Le cavità nei sistemi di facciata sono tipicamente progettate per migliorare l'isolamento e fornire drenaggio e ventilazione. Tuttavia, in caso di incendio, queste stesse cavità possono agire come condotti nascosti per le fiamme ed i gas caldi, che possono diffondersi rapidamente verticalmente e orizzontalmente lungo l'esterno dell'edificio. Questo fenomeno è noto come "effetto camino". Il Building Research Establishment (BRE) conferma che gli incendi nelle cavità si propagano rapidamente e si estendono da 5 a 10 volte più in alto rispetto agli incendi che si sviluppano da una finestra, indipendentemente dalla combustibilità delle superfici delle cavità [1]. Gli incendi nelle cavità possono produrre calore intenso, causando danni strutturali all'edificio e producendo gas tossici e fumo che si diffondono ad alta velocità. Questo può essere estremamente pericoloso per gli occupanti, rendendo l'evacuazione più difficile ed aumentando il rischio di inalazione di fumo.

La Grenfell Tower, a Londra, nel Regno Unito, ne è un esempio. Nel giugno 2017, il fuoco si è diffuso rapidamente dal 4° al 23° piano. La causa citata è stata l'uso di rivestimenti esterni combustibili, che si sono incendiati e, combinati con lo spazio dietro il rivestimento, hanno creato un percorso per la diffusione del fuoco, avvolgendo l'intero edificio in un'ora.

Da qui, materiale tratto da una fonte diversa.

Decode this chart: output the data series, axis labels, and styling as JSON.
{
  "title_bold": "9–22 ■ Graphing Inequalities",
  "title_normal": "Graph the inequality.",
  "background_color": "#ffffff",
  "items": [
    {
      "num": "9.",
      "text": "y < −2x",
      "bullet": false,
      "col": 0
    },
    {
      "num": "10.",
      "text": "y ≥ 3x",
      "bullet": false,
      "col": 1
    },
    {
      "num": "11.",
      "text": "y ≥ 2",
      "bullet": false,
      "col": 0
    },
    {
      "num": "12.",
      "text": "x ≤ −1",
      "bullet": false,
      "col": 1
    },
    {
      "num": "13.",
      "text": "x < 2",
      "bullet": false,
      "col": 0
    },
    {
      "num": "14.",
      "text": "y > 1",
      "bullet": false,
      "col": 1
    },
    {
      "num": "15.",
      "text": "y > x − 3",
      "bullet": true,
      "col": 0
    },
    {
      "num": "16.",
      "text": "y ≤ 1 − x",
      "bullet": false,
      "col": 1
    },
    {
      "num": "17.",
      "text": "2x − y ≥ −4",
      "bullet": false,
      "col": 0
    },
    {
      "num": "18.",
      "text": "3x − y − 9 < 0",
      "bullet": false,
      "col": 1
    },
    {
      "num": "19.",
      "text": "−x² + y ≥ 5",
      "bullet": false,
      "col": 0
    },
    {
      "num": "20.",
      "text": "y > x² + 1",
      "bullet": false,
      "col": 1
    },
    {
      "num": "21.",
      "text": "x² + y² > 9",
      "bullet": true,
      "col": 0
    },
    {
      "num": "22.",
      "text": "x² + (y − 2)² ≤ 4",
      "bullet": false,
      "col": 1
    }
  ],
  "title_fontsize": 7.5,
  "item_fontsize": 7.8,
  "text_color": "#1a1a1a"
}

Sistemi di rivestimento ventilato

Nel contesto delle facciate, quando si è in presenza di sistemi di rivestimento ventilato, i prodotti più comunemente utilizzati sono le barriere antincendio. Il rivestimento ventilato è una costruzione non portante che, a differenza di altri tipi di facciate, non è l'involucro effettivo dell'edificio ma una copertura protettiva stratificata sopra di esso. La facciata comprende principalmente uno strato di isolamento posizionato a filo con la superficie del muro strutturale, ed uno strato di rivestimento fissato non in aderenza rispetto all'isolamento, per mantenere una cavità d'aria necessaria per la ventilazione ed il drenaggio. L'isolamento stabilizza la temperatura interna dell'edificio dalle fluttuazioni ambientali, mentre i pannelli di rivestimento esterno – spesso chiamati pannelli di rivestimento ventilato – proteggono l'isolamento dalle condizioni meteorologiche estreme. Questi pannelli esterni possono essere realizzati con materiali come alluminio, ceramica, pietra, materiali compositi, ecc.

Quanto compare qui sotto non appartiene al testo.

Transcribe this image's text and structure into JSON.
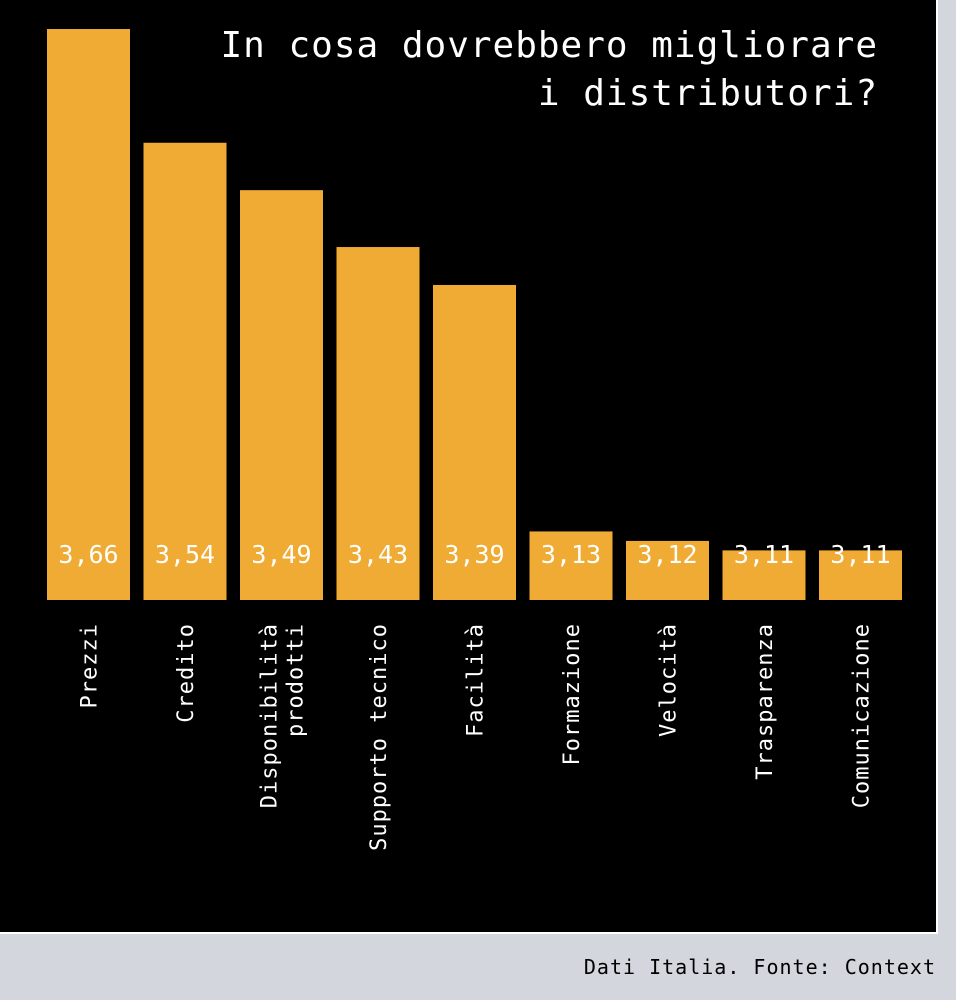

I sistemi di rivestimento ventilato ora rappresentano la tecnica più prominente utilizzata per raggiungere gli obiettivi globali di sviluppo sostenibile. Questi sistemi sono pratici ed efficaci sia negli edifici nuovi che in quelli esistenti. I rapporti indicano una riduzione tra il 20 ed il 50% [3] dei requisiti di consumo energetico degli edifici quando vengono implementati adeguati sistemi di facciata.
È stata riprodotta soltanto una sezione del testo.